Revisão Criminal Liberta Pai Inocentado na Paraíba

Um homem que cumpria pena de 9 anos e 4 meses de prisão por estupro contra a própria filha foi absolvido após uma revisão criminal na Paraíba. Ele já havia cumprido dois anos da sentença. A decisão do Tribunal considerou a falta de provas contundentes para manter a condenação, reabrindo o caso que gerou grande comoção.

Denúncia Inicial e Depoimentos Cruciais

A denúncia foi registrada em 2016, quando a criança tinha apenas 4 anos. A acusação não partiu diretamente da vítima, mas de uma tia, que relatou ter percebido sinais de abuso e afirmou que a menina teria contado o ocorrido. Durante o processo, a criança passou por uma escuta especializada, procedimento destinado a proteger menores. Neste depoimento, ela negou veementemente que o pai tivesse cometido qualquer abuso.

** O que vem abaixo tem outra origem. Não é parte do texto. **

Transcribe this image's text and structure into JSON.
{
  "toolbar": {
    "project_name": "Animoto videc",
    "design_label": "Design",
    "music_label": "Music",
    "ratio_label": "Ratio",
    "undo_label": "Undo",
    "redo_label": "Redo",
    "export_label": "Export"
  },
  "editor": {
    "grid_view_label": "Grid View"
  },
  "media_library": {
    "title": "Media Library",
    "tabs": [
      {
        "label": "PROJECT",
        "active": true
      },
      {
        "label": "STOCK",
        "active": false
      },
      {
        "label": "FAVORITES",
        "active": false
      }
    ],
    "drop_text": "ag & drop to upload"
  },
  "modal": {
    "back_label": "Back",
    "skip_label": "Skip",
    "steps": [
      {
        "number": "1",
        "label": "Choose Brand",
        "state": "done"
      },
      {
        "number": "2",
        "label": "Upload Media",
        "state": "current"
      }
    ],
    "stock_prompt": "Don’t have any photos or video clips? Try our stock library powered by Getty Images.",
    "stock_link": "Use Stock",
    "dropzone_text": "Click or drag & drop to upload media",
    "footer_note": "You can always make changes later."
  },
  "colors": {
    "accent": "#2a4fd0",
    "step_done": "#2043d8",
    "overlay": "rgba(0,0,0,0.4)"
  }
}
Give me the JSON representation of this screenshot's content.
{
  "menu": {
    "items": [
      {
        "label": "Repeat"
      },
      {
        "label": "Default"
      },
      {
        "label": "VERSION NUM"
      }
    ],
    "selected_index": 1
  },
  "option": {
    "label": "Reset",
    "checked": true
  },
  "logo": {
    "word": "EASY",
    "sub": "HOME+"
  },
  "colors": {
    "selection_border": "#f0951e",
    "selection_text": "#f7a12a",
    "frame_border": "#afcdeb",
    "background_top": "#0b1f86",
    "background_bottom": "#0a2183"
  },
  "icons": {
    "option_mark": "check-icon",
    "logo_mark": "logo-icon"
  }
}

Adicionalmente, um exame pericial realizado na época apresentou um laudo inconclusivo quanto à ocorrência de violência sexual.

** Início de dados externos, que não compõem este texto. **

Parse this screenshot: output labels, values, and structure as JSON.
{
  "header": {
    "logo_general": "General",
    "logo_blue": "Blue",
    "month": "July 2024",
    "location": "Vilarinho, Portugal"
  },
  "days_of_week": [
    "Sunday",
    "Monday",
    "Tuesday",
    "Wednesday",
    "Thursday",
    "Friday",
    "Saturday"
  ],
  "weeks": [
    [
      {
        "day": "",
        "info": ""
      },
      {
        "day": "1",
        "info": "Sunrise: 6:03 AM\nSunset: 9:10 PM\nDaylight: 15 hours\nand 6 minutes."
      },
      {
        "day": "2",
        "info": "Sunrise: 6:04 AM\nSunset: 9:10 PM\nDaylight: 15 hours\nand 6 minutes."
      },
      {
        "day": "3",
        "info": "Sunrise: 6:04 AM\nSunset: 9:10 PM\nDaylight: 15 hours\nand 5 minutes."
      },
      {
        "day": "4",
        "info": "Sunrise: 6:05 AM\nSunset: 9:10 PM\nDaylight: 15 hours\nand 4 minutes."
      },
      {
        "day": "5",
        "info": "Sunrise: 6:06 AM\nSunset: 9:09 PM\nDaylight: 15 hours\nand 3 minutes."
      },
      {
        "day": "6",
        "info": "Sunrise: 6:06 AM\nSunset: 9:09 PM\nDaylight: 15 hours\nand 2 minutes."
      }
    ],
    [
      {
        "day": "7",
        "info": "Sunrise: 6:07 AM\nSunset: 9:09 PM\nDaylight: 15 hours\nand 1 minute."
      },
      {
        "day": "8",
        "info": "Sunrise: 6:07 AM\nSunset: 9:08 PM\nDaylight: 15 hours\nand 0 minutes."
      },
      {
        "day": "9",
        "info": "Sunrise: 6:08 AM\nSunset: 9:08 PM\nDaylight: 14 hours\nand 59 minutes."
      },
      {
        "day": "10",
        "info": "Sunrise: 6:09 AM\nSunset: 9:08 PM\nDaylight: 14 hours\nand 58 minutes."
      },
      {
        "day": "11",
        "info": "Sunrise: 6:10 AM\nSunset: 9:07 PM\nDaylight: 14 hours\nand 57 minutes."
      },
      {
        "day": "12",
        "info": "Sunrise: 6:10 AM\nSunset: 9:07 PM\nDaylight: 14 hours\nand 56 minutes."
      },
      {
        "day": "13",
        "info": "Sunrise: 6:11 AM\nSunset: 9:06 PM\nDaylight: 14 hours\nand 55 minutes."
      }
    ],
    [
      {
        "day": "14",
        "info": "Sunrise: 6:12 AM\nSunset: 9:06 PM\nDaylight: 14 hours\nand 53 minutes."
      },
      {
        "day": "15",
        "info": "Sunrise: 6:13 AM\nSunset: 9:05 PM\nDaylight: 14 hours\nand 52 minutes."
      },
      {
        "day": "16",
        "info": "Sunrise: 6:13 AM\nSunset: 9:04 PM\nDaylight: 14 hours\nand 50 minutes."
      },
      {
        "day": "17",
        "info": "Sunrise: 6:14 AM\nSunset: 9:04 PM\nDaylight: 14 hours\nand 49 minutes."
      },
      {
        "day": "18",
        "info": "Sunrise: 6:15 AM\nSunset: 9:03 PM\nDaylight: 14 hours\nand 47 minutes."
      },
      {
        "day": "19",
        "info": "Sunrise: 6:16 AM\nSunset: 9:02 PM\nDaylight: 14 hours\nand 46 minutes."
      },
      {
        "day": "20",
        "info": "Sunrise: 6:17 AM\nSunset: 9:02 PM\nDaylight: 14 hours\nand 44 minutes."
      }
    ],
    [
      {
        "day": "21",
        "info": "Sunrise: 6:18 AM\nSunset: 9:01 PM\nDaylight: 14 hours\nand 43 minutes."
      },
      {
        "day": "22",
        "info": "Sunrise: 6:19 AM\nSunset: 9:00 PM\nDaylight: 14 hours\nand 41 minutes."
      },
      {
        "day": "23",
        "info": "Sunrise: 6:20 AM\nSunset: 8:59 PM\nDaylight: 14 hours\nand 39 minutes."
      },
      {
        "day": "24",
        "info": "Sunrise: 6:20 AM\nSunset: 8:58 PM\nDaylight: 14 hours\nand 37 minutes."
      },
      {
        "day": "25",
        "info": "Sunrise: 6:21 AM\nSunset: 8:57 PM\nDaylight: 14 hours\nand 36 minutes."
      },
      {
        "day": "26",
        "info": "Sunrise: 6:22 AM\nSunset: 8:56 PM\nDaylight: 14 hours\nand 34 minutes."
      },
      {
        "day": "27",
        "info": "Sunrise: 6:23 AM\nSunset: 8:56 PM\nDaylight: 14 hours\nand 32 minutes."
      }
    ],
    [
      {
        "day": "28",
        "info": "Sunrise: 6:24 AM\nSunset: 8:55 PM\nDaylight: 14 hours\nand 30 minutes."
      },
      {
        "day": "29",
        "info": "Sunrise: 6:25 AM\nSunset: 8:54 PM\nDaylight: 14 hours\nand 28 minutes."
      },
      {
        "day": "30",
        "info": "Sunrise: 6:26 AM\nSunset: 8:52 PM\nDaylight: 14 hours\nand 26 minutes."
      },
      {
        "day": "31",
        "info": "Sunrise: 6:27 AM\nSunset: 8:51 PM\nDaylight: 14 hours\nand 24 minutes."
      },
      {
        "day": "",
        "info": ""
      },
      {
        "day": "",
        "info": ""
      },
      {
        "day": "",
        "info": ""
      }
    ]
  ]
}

Nova Testemunha e Reviravolta no Caso

Apesar da condenação baseada no depoimento da tia acusadora, a defesa do homem solicitou a revisão criminal após o início do cumprimento da pena. Durante a reanálise, uma nova testemunha surgiu: outra tia da criança, irmã da mulher que fez a acusação inicial. Em seu depoimento à Justiça, esta testemunha afirmou que a menina sempre negou o abuso e que a denúncia teria sido motivada por conflitos pessoais entre a acusadora e o pai. Segundo ela, a criança teria sido pressionada a mentir, mas se recusou.

Decisão do Tribunal e Próximos Passos

Ao reavaliar todo o processo, os desembargadores entenderam que a condenação inicial se baseou em prova indireta, sem um relato direto da vítima, e que houve a negativa expressa da criança em escuta especializada. Somam-se a isso o laudo pericial inconclusivo e a nova prova que aponta para uma possível fabricação da acusação. Diante deste conjunto de fatos, o Tribunal concluiu pela anulação da sentença e pela absolvição do homem, determinando sua soltura imediata. O caso agora será encaminhado ao Ministério Público para apurar se houve denunciação caluniosa por parte da mulher que fez a acusação inicial.